Preparation of cells for imaging
In this process, the cells are initially analyzed using an epifluorescent microscope in order to check their fluorescence. Then, the preparation of cells is done by addition of paraformaldehyde after which the cells are lysed to obtain the image.
Imaging of cells
The intensity of fluorescence is determined for every single cell. Selective analysis of BiFC signals is achieved by performing transfection along with CFP. Imaging is done using a confocal microscope.
Measurement of the intensity of fluorescence is accomplished using several imaging software.
Analysis of data
The efficiencies of fluorescence complementation are determined by the value obtained by division of the intensities of fluorescence complementation and the intensities of whole fluorescent protein in each cell.
Design of multicolor BiFC experiment
Multicolor BiFC experiment involves the combination of substitutional partners and the segments of fluorescent proteins that yield compounds with different color bands. Sequential imaging is achieved by visualization of the compounds involving distinct emission and excitation wavelengths. Imaging of the compounds is done alternatively to prevent re-localization of either compound based on the lag between the imaging of the compounds.
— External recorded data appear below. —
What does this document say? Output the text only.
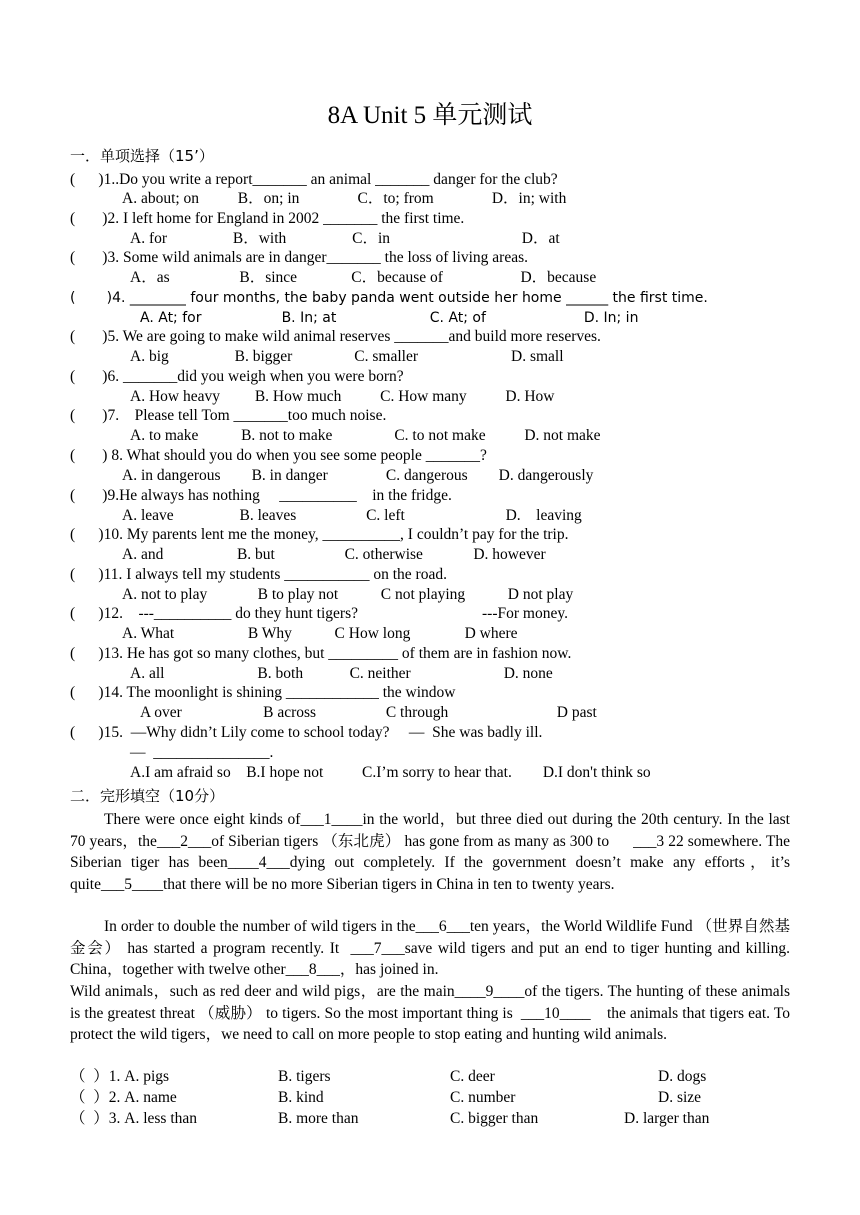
8A Unit 5 单元测试
一．单项选择（15’）
(      )1..Do you write a report_______ an animal _______ danger for the club?
A. about; on          B．on; in               C．to; from               D．in; with
(       )2. I left home for England in 2002 _______ the first time.
A. for                 B．with                 C．in                                  D．at
(       )3. Some wild animals are in danger_______ the loss of living areas.
A．as                  B．since              C．because of                    D．because
(       )4. ________ four months, the baby panda went outside her home ______ the first time.
A. At; for                  B. In; at                     C. At; of                      D. In; in
(       )5. We are going to make wild animal reserves _______and build more reserves.
A. big                 B. bigger                C. smaller                        D. small
(       )6. _______did you weigh when you were born?
A. How heavy         B. How much          C. How many          D. How
(       )7.    Please tell Tom _______too much noise.
A. to make           B. not to make                C. to not make          D. not make
(       ) 8. What should you do when you see some people _______?
A. in dangerous        B. in danger               C. dangerous        D. dangerously
(       )9.He always has nothing     __________    in the fridge.
A. leave                 B. leaves                  C. left                          D.    leaving
(      )10. My parents lent me the money, __________, I couldn’t pay for the trip.
A. and                   B. but                  C. otherwise             D. however
(      )11. I always tell my students ___________ on the road.
A. not to play             B to play not           C not playing           D not play
(      )12.    ---__________ do they hunt tigers?                                ---For money.
A. What                   B Why           C How long              D where
(      )13. He has got so many clothes, but _________ of them are in fashion now.
A. all                        B. both            C. neither                        D. none
(      )14. The moonlight is shining ____________ the window
A over                     B across                  C through                            D past
(      )15.  —Why didn’t Lily come to school today?     —  She was badly ill.
—  _______________.
A.I am afraid so    B.I hope not          C.I’m sorry to hear that.        D.I don't think so
二．完形填空（10分）
There were once eight kinds of___1____in the world，but three died out during the 20th century. In the last 70 years，the___2___of Siberian tigers （东北虎） has gone from as many as 300 to      ___3 22 somewhere. The Siberian tiger has been____4___dying out completely. If the government doesn’t make any efforts，it’s quite___5____that there will be no more Siberian tigers in China in ten to twenty years.
In order to double the number of wild tigers in the___6___ten years，the World Wildlife Fund （世界自然基金会） has started a program recently. It  ___7___save wild tigers and put an end to tiger hunting and killing. China，together with twelve other___8___，has joined in.
Wild animals，such as red deer and wild pigs，are the main____9____of the tigers. The hunting of these animals is the greatest threat （威胁） to tigers. So the most important thing is  ___10____    the animals that tigers eat. To protect the wild tigers，we need to call on more people to stop eating and hunting wild animals.
（  ）1. A. pigs	B. tigers	C. deer	D. dogs
（  ）2. A. name	B. kind	C. number	D. size
（  ）3. A. less than	B. more than	C. bigger than	D. larger than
The fluorescence intensities should be maintained at constant magnitude in order to prevent development of variation in the distributions caused by variation in the signal-to-background ratio. The disturbances between two fluorophores can also be rectified by imaging the cells that represent only one group of proteins.
Multicolor BiFC was first established in mammalian cells in studies that used various combinations of YFP and CFP. BiFC contrives to examine the relative efficiencies of bFos interaction with bJun and bATF2.
The improvement of a multicolor BiFC method for plant cells helps in the investigation of simultaneous development of alternative calcium sensor/protein kinase complexes in planta.
Applications of the BiFC assay
Applications of BiFC include the imaging of steady-state distribution of compounds developed by grouping of proteins in various types of cells and organisms. It also enables the imaging of interactions between multiple proteins in a single cell in addition to alterations in the covalent proteins that provide additional information about the biological processes of protein compounds that are recently encountered.
It is also helpful in the identification of various protein segments that can be combined by the interaction between the proteins that are bonded to the segments that include β-galactosidase, ubiquitin, and dihydrofolate reductase. BiFC experiments are also helpful in the determination of topology of membrane proteins and high input and output inspection of small molecular effects on the protein compounds.